Ethical concerns related to privacy and data security also pose challenges. Data security concerns were cited by 46% of manufacturers, higher than the overall average of 35%. Additionally, 36% of manufacturing respondents expressed concerns about existing AI tool regulations, compared to the industry average of 27%. With the protection of organisational and industry IP of paramount importance within manufacturing, this should be top-of-mind for decision makers.

AI Uptake Increasing

Regarding the general adoption of AI, 18% of manufacturers have already implemented AI and are starting to see short-term benefits, while nearly a quarter (24%) are in the planning process. Overall, AI is crucial in manufacturers' business transformation journey, with 74% saying it is very important and 24% saying it is somewhat important. Should AI technologies be implemented successfully, it can lead to improved process optimisation, reduced downtime, and enhanced product quality and output.

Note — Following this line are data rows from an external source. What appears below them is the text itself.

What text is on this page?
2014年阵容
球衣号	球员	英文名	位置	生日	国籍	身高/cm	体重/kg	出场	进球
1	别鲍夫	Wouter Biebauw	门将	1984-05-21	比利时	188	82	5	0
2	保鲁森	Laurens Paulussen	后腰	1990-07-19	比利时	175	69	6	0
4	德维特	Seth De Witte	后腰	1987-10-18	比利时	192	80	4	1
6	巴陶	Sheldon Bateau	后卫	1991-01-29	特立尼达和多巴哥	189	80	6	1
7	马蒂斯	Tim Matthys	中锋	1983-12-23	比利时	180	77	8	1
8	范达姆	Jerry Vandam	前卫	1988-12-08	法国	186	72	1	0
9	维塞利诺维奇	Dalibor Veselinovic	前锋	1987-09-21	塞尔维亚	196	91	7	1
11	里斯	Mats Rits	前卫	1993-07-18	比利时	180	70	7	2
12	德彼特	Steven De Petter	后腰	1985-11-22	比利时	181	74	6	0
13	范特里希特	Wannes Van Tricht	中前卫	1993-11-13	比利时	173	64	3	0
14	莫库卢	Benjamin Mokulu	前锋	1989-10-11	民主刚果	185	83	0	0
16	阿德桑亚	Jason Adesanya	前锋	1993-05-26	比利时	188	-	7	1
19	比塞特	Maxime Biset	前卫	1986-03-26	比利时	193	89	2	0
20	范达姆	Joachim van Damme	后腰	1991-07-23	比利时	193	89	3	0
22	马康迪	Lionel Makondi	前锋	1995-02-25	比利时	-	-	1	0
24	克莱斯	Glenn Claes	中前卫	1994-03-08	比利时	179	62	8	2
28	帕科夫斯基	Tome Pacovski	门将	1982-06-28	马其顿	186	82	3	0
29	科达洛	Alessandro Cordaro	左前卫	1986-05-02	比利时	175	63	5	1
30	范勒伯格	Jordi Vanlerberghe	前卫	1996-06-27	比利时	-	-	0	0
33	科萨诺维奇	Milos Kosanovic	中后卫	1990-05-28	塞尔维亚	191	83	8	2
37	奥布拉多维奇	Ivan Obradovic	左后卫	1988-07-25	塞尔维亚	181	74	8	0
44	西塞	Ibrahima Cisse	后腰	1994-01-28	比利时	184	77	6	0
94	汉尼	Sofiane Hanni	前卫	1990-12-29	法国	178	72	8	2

Revolutionising Manufacturing

Computer Vision is setting the stage for a revolution in manufacturing, enabling significant productivity and efficiency gains, automating many processes, enhancing quality control, and accelerating innovation. It will be interesting to see how Computer Vision technology continues to transform the manufacturing sector over the next two years and whether these ambitious expectations are met or even exceeded.